Business | Oil & Gas
Oil rises towards $65 after four days of losses
Oil rose toward $65 a barrel on Tuesday after a four-day losing streak and as US crude inventories were expected to fall for the fifth week in a row.
London: Oil rose toward $65 a barrel on Tuesday after a four-day losing streak and as US crude inventories were expected to fall for the fifth week in a row.
US crude futures rose 39 cents to $64.44 a barrel by 1201 GMT, having settled down four per cent on Monday at $64.05, its lowest settlement in more than a month.
London Brent crude was up 35 cents at $64.40.
Oil prices have fallen seven per cent in July and Mike Wittner, Societe Generale's global head of oil research, said some investors were trying to take advantage of the sharp falls in the previous four sessions.

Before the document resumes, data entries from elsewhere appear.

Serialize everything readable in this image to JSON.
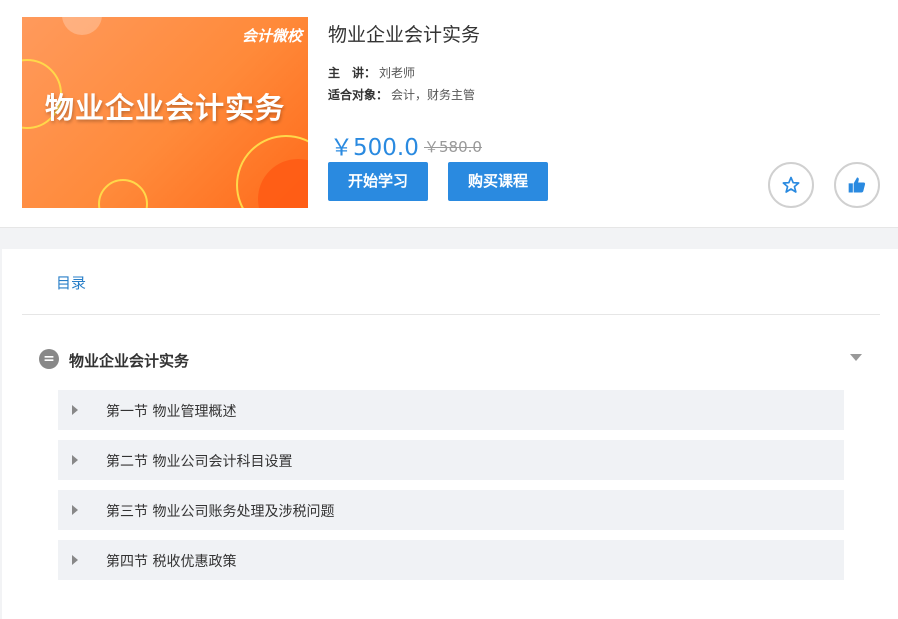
{
  "course": {
    "cover_logo": "会计微校",
    "cover_title": "物业企业会计实务",
    "title": "物业企业会计实务",
    "lecturer_label": "主　讲：",
    "lecturer": "刘老师",
    "audience_label": "适合对象：",
    "audience": "会计，财务主管",
    "price": "￥500.0",
    "original_price": "￥580.0",
    "start_label": "开始学习",
    "buy_label": "购买课程"
  },
  "colors": {
    "accent": "#2a8ae0",
    "cover": "#ff8a3a"
  },
  "icons": {
    "favorite": "star-outline-icon",
    "like": "thumbs-up-icon"
  },
  "toc": {
    "tab_label": "目录",
    "chapter": {
      "icon": "=",
      "title": "物业企业会计实务",
      "sections": [
        "第一节 物业管理概述",
        "第二节 物业公司会计科目设置",
        "第三节 物业公司账务处理及涉税问题",
        "第四节 税收优惠政策"
      ]
    }
  }
}
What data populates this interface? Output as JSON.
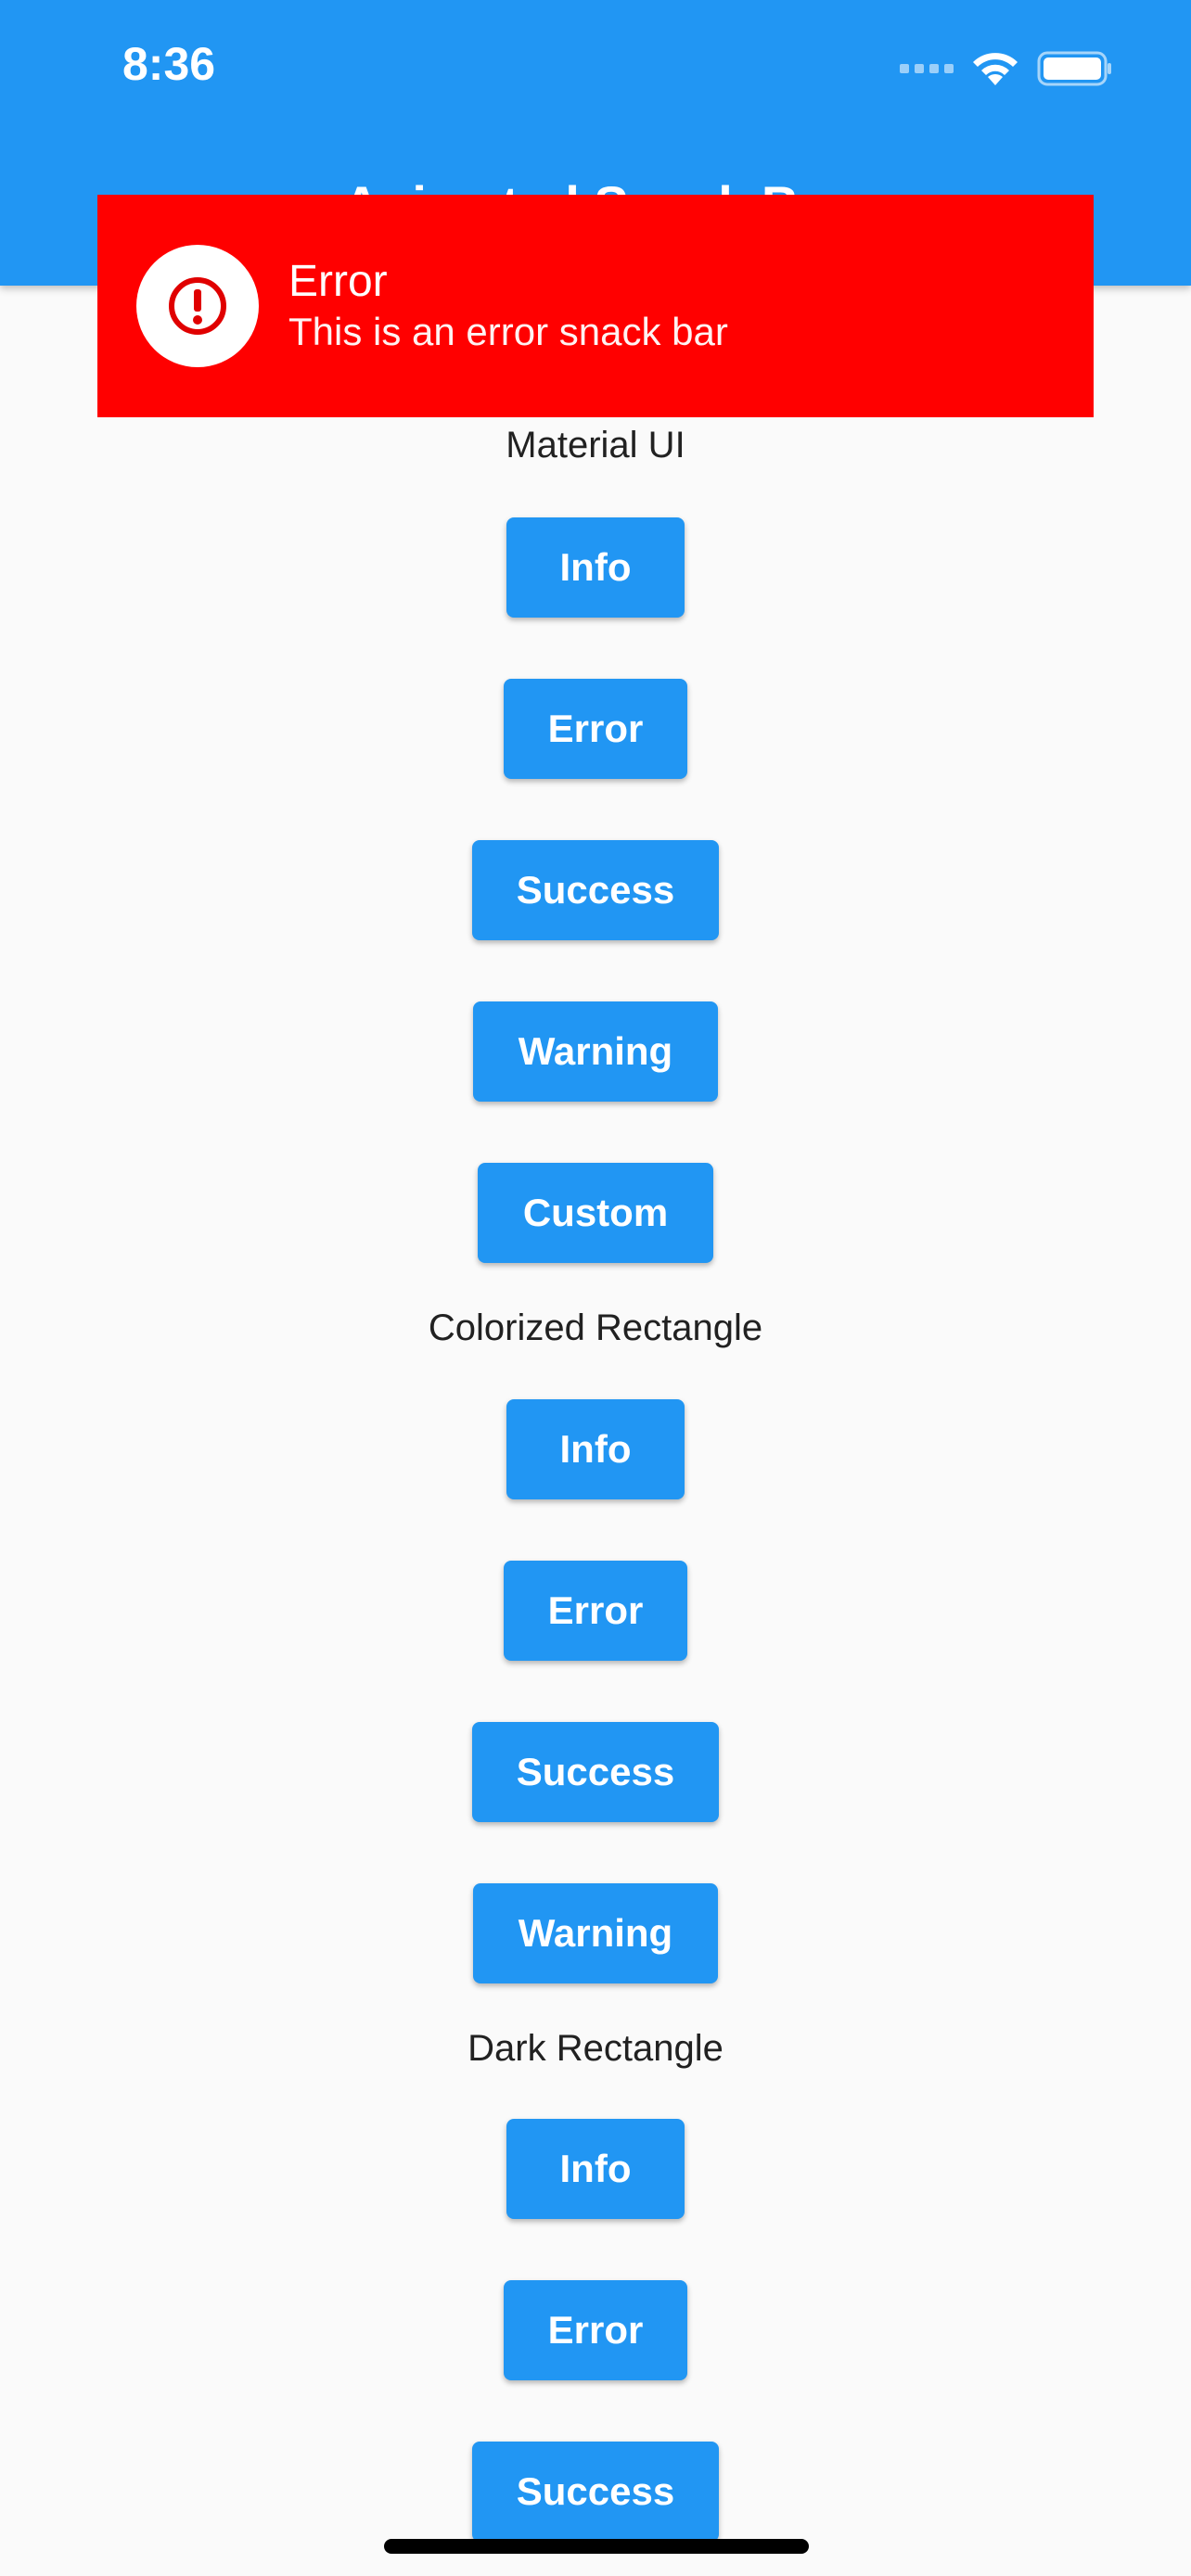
{
  "status_bar": {
    "time": "8:36"
  },
  "app_bar": {
    "title": "Animated Snack Bar",
    "color": "#2196F3"
  },
  "snackbar": {
    "title": "Error",
    "message": "This is an error snack bar",
    "icon": "alert-circle-icon",
    "color": "#FF0000"
  },
  "sections": {
    "material": {
      "label": "Material UI",
      "buttons": [
        "Info",
        "Error",
        "Success",
        "Warning",
        "Custom"
      ]
    },
    "colorized": {
      "label": "Colorized Rectangle",
      "buttons": [
        "Info",
        "Error",
        "Success",
        "Warning"
      ]
    },
    "dark": {
      "label": "Dark Rectangle",
      "buttons": [
        "Info",
        "Error",
        "Success"
      ]
    }
  },
  "colors": {
    "button": "#2196F3",
    "background": "#FAFAFA"
  }
}
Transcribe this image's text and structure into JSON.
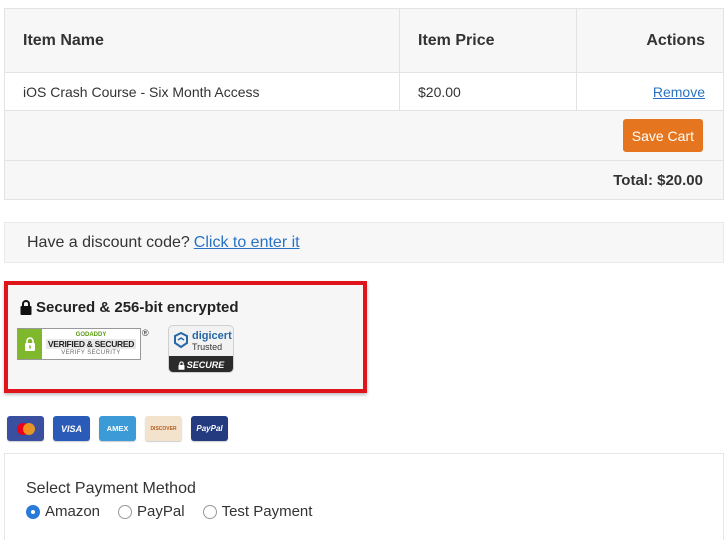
{
  "cart": {
    "headers": [
      "Item Name",
      "Item Price",
      "Actions"
    ],
    "items": [
      {
        "name": "iOS Crash Course - Six Month Access",
        "price": "$20.00",
        "action": "Remove"
      }
    ],
    "save_label": "Save Cart",
    "total": "Total: $20.00"
  },
  "discount": {
    "text": "Have a discount code?",
    "link": "Click to enter it"
  },
  "security": {
    "title": "Secured & 256-bit encrypted",
    "godaddy": {
      "brand": "GODADDY",
      "line1": "VERIFIED & SECURED",
      "line2": "VERIFY SECURITY",
      "reg": "®"
    },
    "digicert": {
      "name": "digicert",
      "trusted": "Trusted",
      "secure": "SECURE"
    }
  },
  "cards": [
    {
      "name": "mastercard-icon",
      "label": ""
    },
    {
      "name": "visa-icon",
      "label": "VISA"
    },
    {
      "name": "amex-icon",
      "label": "AMEX"
    },
    {
      "name": "discover-icon",
      "label": "DISCOVER"
    },
    {
      "name": "paypal-icon",
      "label": "PayPal"
    }
  ],
  "payment": {
    "title": "Select Payment Method",
    "options": [
      "Amazon",
      "PayPal",
      "Test Payment"
    ],
    "selected": "Amazon"
  },
  "colors": {
    "accent_orange": "#e5761f",
    "link_blue": "#2a73c4",
    "highlight_red": "#e0141b"
  }
}
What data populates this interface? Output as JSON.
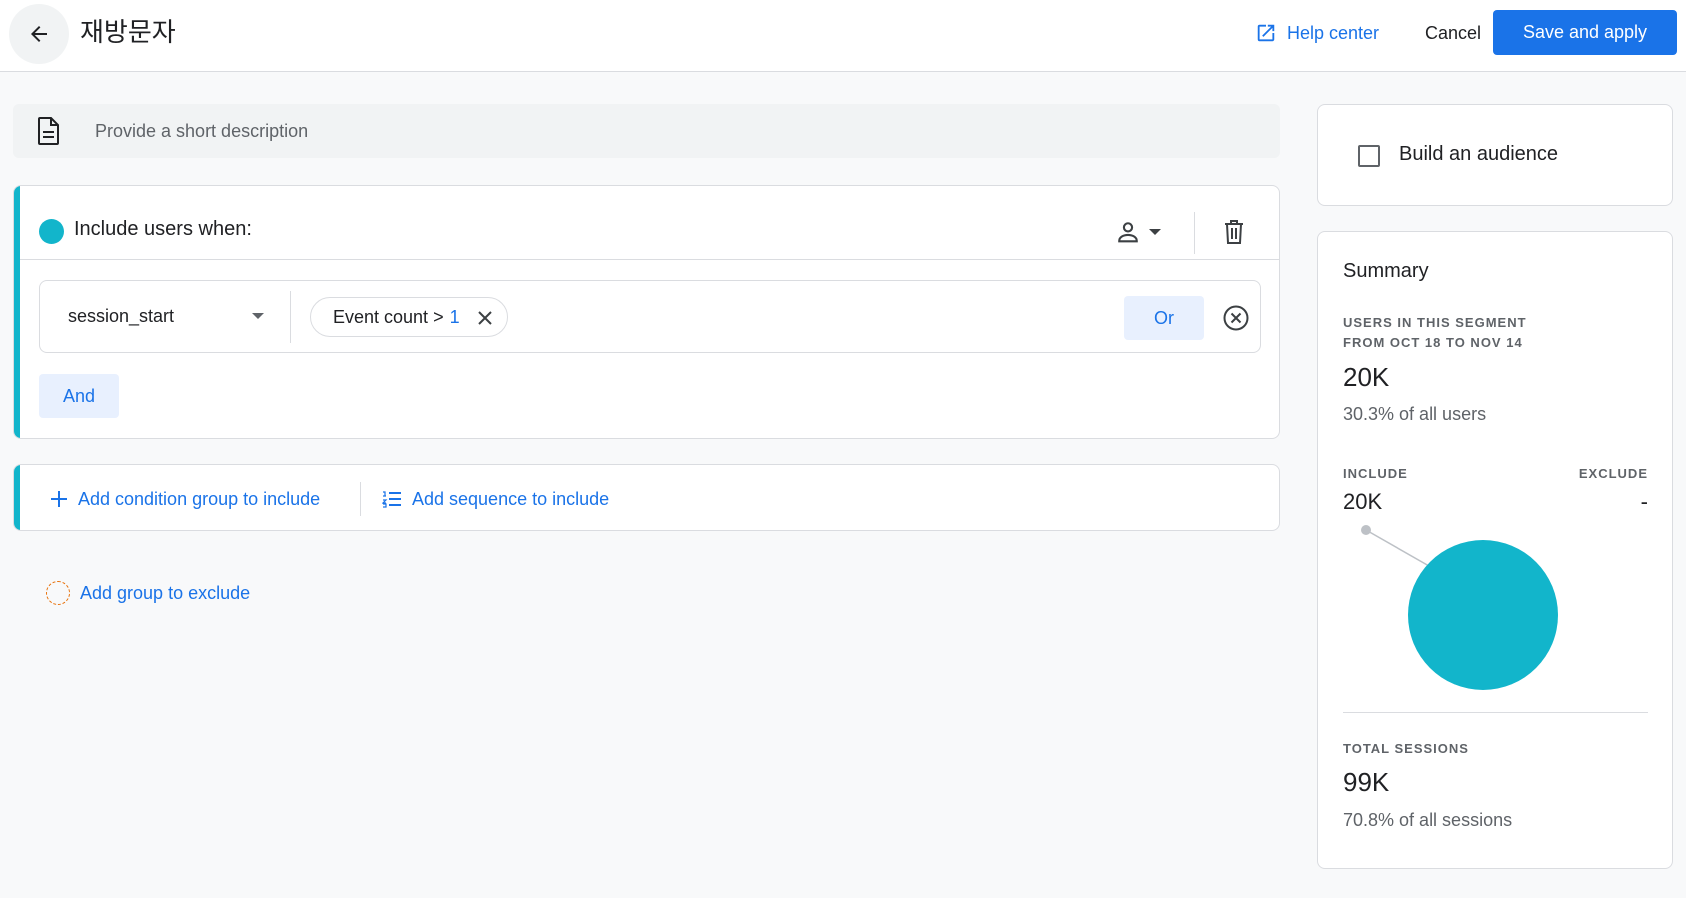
{
  "header": {
    "title": "재방문자",
    "help_label": "Help center",
    "cancel_label": "Cancel",
    "save_label": "Save and apply"
  },
  "description": {
    "placeholder": "Provide a short description",
    "value": ""
  },
  "include_group": {
    "title": "Include users when:",
    "condition": {
      "event_name": "session_start",
      "filter_label": "Event count >",
      "filter_value": "1"
    },
    "or_label": "Or",
    "and_label": "And"
  },
  "add_actions": {
    "add_condition_group": "Add condition group to include",
    "add_sequence": "Add sequence to include",
    "add_exclude": "Add group to exclude"
  },
  "audience": {
    "label": "Build an audience",
    "checked": false
  },
  "summary": {
    "title": "Summary",
    "users_caption_line1": "USERS IN THIS SEGMENT",
    "users_caption_line2": "FROM OCT 18 TO NOV 14",
    "users_value": "20K",
    "users_share": "30.3% of all users",
    "include_label": "INCLUDE",
    "exclude_label": "EXCLUDE",
    "include_value": "20K",
    "exclude_value": "-",
    "sessions_caption": "TOTAL SESSIONS",
    "sessions_value": "99K",
    "sessions_share": "70.8% of all sessions"
  },
  "colors": {
    "accent": "#12b5cb",
    "primary": "#1a73e8",
    "exclude": "#e8710a"
  }
}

"It is not going to continue lower in a straight line. We will see more of bargain hunting by investors," Wittner said.
He said the market focus would shift to a spate of statistics to be released throughout this week and next, including American Petroleum Institute (API), US Energy Information Administration and the International Energy Agency.
Industry group API was to release its weekly crude and products stocks data yesterday.
Analysts polled by Reuters forecast data will show a 2.2 million barrel fall in crude oil inventories, making a fall for the fifth week.
Gasoline and middle distillate inventories were forecast for increases of 800,000 barrels and 1.7 million barrels, respectively.
The EIA was to release its monthly report later yesterday and weekly statistics on Wednesday.
In June, it raised its forecast for 2009 world demand by 10,000 barrels per day (bpd) to 83.68 million bpd, the first time since September that it had increased the demand estimate in its rolling monthly forecast.
Oil prices have risen from below $33 levels in December last yeary.
Bank of America-Merrill Lynch said earlier yesterday it had raised its oil price forecasts for 2009 to $59 a barrel for Brent and to $58.50 for US crude, up from forecasts of $52 for both benchmarks.
"Our price revisions come on the back of a weaker US dollar, a significant improvement in liquidity conditions for the global economy, and a slightly tighter-than-expected global oil market balance," the bank said.